House panel withholds nearly all of Army's email budget
The Army's plans to move its email system to a Defense Information Systems Agency enterprise cloud darkened on Tuesday as a House Armed Services subcommittee chopped the project's 2012 budget by 98 percent, contingent upon the Army conducting a business case analysis of the program intended to serve 1.6 million email accounts.
The Emerging Threats and Capabilities Subcommittee said during the markup of its portion of the 2012 Defense Department budget released on Tuesday that it will allow the Army to spend only 2 percent, or $1.7 million, of its requested $85.4 million budget for the servicewide email system based on Microsoft Exchange until it completes an analysis and delivers a report.

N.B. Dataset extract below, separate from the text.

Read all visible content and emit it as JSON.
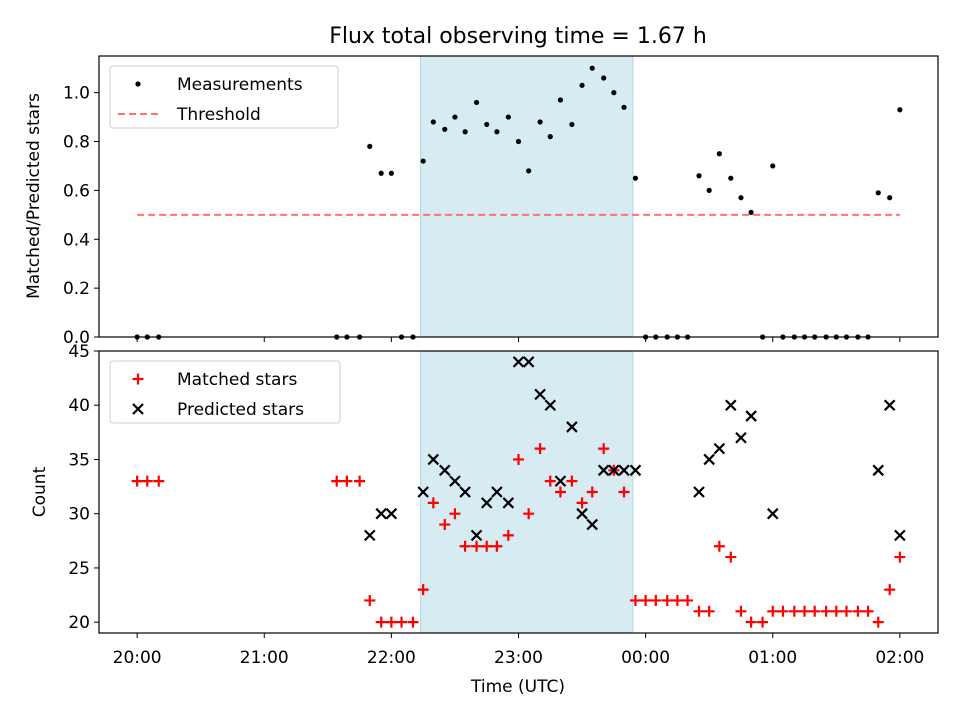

The bill language, which still must pass the full House and Senate to become law, said that the Army must furnish the subcommittee with the original case analysis to support the move to DISA for email service and an examination of alternatives considered.
The subcommittee also asked the Army to provide an economic analysis, including life-cycle costs, for the switch to DISA and a cost-benefit analysis of sustainment costs.
Margaret McBride, spokeswoman for the Army Chief Information Office, said the service expects to save more than $100 million a year through efficiencies gained from the enterprise email system, starting in 2013.
The subcommittee released its bill language just as Air Force Maj. Gen. Ronnie Hawkins, DISA vice director, was telling a joint Army-DISA press briefing that DISA is in talks with the other services, defense agencies and combatant commands to transfer their email to the DISA cloud. Hawkins said that from the DISA perspective, it's a question of when such a transition will occur, while for the Air Force it's a question of if it will happen.
The African Command and the European Command will use the DISA cloud, as the Army provides them with services -- including email and information technology systems, Hawkins said. He added that the Transportation Command and Northern Command have signed on to the DISA email cloud, along with the Defense Logistics Agency.
Ray Bjorklund, senior vice president and chief knowledge officer of consulting firm FedSources, said the email language might reflect industry concerns that DISA could end up as the monopoly email supplier for the Defense Department, with numerous companies angling for the business, including Google and Microsoft.
Spokesmen for Google and Microsoft declined to comment on the email language in the subcommittee's bill.
Last month, Teresa Takai, the Defense Department's chief information officer, told the Emerging Threats and Capabilities Subcommittee that she would not rule out the use of commercial cloud suppliers, though she says the "paramount" goal of security is best achieved using an internal "private" Defense systems.
Warren Suss, president of Suss Consulting, said the language would definitely cramp the Army's enterprise email strategy. He said he had no doubts that the Army has already done the requested business case analysis and said he was surprised by the language in the bill. A cost-saving project such as moving email to the DISA cloud, he said, was something Congress "would embrace and encourage."
Army deputy CIO Mike Krieger told a press briefing that the DISA consolidation has allowed the Army to hosts its email operations in just nine DISA computing centers, whereas before, a single post -- Fort Belvoir, Va., alone hosted 20 email servers.
Krieger said the Army has transferred 20,000 email accounts to DISA as of May 3 and expects to complete transition of 1.4 million unclassified email accounts and 200,000 secret email accounts by the end of this calendar year.